InitVtable(_cpp, arr, 3);

}

public void Dispose()

{

//reset old vtable pointer

ResetVtable(_cpp);

//call destructor

_CSimpleClass_Destructor(_cpp);

//release memory

Memory.Free(_cpp);

_cpp = null;

}

public void M1()

{

_M1(_cpp);

}

public virtual void V0()

{

_V0(_cpp);

}

public virtual void V1(int i)

{

_V1(_cpp, i);

}

public virtual void V2()

{

_V2(_cpp);

}

}

We have a managed CSimpleClass with virtual methods that can be overridden in a derived class. If we create a new C# class that inherits from CSimpleClass, we can override any virtual functions. In CSimpleClassEx, we are overriding V2 and writing out some text.
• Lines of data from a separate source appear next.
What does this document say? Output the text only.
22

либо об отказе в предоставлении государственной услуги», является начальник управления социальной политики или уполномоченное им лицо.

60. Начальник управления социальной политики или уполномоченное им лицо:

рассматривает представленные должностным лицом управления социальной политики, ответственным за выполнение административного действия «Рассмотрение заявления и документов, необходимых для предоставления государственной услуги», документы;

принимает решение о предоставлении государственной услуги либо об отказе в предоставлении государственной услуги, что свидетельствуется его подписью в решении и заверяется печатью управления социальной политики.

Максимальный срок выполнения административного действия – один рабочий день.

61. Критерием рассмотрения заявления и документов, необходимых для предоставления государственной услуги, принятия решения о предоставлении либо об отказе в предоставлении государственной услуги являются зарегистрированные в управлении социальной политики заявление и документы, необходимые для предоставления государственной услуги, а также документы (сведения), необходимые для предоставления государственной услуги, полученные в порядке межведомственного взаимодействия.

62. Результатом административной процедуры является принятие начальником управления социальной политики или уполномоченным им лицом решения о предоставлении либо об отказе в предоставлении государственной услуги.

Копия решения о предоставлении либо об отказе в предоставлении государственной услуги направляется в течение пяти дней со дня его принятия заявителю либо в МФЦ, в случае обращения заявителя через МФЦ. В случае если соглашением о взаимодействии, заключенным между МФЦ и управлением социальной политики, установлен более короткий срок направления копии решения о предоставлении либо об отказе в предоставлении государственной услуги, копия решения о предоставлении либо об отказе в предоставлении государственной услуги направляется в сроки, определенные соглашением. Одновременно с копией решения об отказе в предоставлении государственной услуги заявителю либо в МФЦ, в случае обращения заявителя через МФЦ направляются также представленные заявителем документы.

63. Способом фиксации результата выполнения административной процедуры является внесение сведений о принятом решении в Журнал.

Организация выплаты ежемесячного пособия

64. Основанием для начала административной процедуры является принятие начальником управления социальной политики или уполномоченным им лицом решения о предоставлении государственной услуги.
class CSimpleClassEx : CSimpleClass

{

public CSimpleClassEx(int value)

: base(value)

{

}

public override void V2()

{

Console.WriteLine("C#/CSimpleClassEx.V2()");

}

}

If we create in instance of CSimpleClassEx and call M1, we now get the following output.

C++/CSimpleClass::M1()
C++/CSimpleClass::V0()
C++/CSimpleClass::V1(10)
C#/CSimpleClassEx.V2()

So, what do you think? Is it really inheritance? Is it just a stupid trick? It definitely requires a lot of manual code writing to make this work, but let’s do some blue sky thinking for a bit. It is easy to get a list of exports from the DLL, and the mangled names encapsulate a good bit of information including calling convention, name, return type, parameters. I could probably write a tool to generate this. And if I have the PDB, I could get the structure of the class including data members, structure packing, etc.

Now, back to working on C++ IDE performance and scalability for Visual Studio 2010.